French sylist and fashion model (1958–2015)

Marie Seznec Martinez (12 April 1958 – 12 November 2015) was a French stylist, former fashion model and ambassador for Christian Lacroix.

==Biography==
Marie Seznec grew up in Quimper, in southern Brittany, France. Her parents owned a clothing store.

She moved to Paris at age eighteen, where she studied at Studio Berçot fashion school and worked for different designers (mesh collections, accessories, belts, bags). In 1982, she worked as a stylist and model on occasion, when she was noticed by the Marilyn Agency in a publication in the magazine Elle.

Martinez began a modeling career "for fun," according to her. She then modeled for Jean Paul Gaultier, Issey Miyake, Cacharel, Kenzo, Yohji Yamamoto, Adeline André, and Hermès. Her white hair is widely involved in her success as a model.

At Hermès, she met Christian Lacroix who hired her immediately as a model. In 1987, she became the face of Christian Lacroix. Lacroix said he loves "her sweet side" and that she "acts like a child of the eighteenth century." She signed a contract with Lacroix.

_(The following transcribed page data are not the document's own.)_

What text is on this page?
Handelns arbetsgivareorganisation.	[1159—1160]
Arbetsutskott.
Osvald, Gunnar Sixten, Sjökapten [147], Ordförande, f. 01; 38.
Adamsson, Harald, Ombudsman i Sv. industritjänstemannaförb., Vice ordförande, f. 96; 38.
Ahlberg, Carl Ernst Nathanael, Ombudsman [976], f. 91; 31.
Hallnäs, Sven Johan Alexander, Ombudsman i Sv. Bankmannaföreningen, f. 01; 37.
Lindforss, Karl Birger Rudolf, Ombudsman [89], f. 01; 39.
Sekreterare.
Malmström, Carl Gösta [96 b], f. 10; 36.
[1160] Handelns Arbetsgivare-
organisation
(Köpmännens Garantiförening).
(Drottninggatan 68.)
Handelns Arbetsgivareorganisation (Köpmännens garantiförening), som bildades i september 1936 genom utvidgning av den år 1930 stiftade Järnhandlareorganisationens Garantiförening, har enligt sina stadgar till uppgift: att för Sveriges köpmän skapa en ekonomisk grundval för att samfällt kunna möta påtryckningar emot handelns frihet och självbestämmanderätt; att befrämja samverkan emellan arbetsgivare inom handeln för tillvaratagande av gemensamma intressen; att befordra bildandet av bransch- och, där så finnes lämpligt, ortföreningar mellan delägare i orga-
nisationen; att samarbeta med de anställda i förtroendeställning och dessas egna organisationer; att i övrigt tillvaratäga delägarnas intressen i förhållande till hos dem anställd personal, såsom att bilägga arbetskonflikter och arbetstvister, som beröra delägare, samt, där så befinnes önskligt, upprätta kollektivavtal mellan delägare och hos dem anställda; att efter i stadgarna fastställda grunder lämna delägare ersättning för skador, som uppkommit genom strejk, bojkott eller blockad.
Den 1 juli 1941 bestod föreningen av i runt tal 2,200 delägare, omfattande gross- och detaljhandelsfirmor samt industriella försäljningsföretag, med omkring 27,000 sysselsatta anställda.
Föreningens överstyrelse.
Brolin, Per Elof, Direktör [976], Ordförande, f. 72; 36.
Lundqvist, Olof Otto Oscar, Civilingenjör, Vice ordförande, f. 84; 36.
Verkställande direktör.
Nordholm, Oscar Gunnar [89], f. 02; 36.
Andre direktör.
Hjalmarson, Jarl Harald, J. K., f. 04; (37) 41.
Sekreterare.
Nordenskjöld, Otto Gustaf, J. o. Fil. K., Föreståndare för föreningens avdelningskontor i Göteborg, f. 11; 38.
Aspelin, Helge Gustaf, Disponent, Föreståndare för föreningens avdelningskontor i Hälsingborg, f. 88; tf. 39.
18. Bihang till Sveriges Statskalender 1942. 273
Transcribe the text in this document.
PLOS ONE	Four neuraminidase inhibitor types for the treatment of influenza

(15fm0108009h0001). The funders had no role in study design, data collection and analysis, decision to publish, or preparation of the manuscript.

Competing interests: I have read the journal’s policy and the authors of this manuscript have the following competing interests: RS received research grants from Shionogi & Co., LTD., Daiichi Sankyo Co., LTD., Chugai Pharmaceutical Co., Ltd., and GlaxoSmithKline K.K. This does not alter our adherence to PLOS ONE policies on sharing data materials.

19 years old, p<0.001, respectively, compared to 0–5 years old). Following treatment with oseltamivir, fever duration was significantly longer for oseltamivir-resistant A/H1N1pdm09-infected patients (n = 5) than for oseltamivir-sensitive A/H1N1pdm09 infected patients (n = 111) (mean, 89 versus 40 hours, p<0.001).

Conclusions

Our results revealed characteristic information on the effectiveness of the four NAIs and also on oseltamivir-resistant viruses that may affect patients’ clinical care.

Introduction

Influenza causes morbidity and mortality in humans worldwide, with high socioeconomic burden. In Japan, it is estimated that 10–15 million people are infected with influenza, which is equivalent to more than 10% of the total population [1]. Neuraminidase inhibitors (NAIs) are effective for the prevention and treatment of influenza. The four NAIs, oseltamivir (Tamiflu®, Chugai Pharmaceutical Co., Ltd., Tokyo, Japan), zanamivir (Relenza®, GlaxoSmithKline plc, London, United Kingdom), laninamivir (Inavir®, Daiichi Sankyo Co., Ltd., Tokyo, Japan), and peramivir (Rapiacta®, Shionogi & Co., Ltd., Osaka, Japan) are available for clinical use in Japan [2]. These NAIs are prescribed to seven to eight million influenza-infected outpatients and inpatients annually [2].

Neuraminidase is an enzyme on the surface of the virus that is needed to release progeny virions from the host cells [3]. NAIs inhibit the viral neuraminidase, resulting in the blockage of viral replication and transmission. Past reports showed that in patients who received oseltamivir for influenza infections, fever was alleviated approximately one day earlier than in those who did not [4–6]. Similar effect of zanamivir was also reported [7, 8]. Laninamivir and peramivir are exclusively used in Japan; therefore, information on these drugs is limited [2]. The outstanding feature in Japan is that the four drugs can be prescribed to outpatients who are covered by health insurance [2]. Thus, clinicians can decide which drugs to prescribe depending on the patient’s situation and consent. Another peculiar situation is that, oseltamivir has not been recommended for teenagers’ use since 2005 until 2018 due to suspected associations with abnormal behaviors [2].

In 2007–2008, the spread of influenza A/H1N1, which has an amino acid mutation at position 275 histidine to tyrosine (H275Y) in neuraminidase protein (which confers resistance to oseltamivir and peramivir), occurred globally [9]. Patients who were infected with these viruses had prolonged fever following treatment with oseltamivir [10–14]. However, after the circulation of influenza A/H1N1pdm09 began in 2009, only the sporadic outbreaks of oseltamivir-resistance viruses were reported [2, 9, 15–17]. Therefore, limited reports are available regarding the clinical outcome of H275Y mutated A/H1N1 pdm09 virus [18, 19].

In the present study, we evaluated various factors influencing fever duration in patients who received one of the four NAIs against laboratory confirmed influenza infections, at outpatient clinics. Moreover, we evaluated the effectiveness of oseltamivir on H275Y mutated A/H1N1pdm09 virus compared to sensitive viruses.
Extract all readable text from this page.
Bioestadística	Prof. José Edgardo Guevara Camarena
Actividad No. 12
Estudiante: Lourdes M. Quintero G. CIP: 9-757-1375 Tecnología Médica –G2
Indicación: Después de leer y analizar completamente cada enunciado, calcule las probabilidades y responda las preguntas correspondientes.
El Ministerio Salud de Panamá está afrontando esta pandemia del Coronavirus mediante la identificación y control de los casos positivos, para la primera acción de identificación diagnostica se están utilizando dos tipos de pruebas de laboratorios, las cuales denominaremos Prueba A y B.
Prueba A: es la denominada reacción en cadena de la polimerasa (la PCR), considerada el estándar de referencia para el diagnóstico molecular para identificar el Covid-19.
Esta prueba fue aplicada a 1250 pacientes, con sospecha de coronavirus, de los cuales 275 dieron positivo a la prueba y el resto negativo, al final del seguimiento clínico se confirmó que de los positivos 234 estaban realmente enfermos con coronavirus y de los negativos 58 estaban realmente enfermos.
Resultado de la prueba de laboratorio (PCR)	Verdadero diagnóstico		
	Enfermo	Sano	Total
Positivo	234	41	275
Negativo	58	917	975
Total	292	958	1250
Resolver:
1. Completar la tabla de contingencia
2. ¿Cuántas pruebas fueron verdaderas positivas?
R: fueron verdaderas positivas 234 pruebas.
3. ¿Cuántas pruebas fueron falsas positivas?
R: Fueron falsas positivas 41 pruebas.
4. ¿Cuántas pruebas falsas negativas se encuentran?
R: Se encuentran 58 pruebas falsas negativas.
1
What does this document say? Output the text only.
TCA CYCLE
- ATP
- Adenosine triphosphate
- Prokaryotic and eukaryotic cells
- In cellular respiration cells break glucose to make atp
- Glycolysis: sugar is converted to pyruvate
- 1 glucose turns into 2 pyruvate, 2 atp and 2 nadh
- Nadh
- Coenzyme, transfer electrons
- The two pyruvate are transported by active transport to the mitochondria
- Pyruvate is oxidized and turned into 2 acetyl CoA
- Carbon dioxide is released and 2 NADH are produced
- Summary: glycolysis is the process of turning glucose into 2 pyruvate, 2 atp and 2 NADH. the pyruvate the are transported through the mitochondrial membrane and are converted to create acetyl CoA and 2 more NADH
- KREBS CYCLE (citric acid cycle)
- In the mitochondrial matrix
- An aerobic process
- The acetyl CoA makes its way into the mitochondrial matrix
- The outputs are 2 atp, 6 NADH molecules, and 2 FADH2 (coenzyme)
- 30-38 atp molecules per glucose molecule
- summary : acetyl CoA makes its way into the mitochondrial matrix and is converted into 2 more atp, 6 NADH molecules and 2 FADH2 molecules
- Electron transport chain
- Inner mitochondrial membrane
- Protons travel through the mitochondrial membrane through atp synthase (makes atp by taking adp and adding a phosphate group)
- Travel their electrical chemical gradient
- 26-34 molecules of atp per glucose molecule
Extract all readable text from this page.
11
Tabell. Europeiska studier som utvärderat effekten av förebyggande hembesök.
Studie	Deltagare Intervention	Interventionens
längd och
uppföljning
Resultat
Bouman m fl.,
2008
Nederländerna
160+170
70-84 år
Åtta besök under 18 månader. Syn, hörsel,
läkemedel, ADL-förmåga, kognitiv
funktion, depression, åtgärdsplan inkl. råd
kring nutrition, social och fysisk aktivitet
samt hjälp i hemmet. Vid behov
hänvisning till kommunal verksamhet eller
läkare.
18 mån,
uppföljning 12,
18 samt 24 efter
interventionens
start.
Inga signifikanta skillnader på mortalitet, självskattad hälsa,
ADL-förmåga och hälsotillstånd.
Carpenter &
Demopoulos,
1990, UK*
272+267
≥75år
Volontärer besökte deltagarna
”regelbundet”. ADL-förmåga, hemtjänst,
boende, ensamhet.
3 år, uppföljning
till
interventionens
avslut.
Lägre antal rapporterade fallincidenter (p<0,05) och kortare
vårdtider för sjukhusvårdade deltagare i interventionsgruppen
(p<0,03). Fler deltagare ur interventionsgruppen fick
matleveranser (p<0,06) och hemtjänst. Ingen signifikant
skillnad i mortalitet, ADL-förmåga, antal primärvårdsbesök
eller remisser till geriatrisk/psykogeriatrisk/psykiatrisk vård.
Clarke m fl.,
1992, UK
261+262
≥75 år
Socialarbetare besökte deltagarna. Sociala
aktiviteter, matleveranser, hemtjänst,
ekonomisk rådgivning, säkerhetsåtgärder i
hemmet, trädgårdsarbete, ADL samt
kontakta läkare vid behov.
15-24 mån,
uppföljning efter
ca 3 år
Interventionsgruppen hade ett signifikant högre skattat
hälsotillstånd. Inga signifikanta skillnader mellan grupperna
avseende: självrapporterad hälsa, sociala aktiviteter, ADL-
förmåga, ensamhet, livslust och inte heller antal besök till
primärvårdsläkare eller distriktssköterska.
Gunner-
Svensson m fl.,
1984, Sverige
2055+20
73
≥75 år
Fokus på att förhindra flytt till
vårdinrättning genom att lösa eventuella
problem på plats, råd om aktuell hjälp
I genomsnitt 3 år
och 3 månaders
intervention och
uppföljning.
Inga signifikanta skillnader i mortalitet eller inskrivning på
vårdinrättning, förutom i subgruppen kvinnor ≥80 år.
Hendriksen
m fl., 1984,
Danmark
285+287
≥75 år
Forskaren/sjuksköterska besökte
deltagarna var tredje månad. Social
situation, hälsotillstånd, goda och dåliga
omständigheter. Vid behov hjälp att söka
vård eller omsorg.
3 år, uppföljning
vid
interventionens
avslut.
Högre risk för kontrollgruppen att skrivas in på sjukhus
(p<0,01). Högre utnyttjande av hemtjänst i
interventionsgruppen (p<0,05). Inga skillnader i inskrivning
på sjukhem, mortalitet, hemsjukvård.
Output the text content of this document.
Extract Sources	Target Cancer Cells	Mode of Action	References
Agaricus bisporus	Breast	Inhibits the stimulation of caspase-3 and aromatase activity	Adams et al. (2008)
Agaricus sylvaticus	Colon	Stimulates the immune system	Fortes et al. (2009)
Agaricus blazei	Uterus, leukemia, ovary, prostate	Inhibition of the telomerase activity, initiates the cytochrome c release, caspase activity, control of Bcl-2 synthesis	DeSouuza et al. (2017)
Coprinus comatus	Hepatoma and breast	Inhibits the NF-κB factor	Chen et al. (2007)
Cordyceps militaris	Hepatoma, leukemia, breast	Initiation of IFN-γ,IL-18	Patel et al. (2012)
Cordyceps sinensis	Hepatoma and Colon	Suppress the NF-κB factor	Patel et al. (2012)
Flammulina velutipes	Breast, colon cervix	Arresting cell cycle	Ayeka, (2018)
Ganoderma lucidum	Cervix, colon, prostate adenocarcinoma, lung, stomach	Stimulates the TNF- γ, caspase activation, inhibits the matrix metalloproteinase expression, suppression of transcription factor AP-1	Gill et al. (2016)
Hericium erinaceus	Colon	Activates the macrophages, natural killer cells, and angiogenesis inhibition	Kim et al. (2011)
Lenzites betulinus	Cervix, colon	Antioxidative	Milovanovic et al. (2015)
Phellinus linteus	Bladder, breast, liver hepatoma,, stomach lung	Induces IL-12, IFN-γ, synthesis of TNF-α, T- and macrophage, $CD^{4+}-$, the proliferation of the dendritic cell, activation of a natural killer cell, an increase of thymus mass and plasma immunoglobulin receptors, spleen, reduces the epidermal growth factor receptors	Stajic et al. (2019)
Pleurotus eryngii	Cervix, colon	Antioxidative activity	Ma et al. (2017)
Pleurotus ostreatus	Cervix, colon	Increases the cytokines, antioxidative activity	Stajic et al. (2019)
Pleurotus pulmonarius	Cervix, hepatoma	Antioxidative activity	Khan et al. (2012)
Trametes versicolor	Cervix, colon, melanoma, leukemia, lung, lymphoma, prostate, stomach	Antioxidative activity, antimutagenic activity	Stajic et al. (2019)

She met Hubert Boukobza, then boss of Bains, with whom she spent three years. On 15 June 1990, she met Jacques Martinez, painter and sculptor. This was a lightning romance with a proposal on the following Friday, and they married soon after in Tourrettes-sur-Loup.

Two years later, Christian Lacroix offered to move her to the high fashion branch. She met some success, hailed among others in the pink pages of Figaro or Madame Figaro, until the closure of high fashion department beginning in December 2009. She then launched her own brand.

Martinez died of cancer 12 November 2015, in Monaco.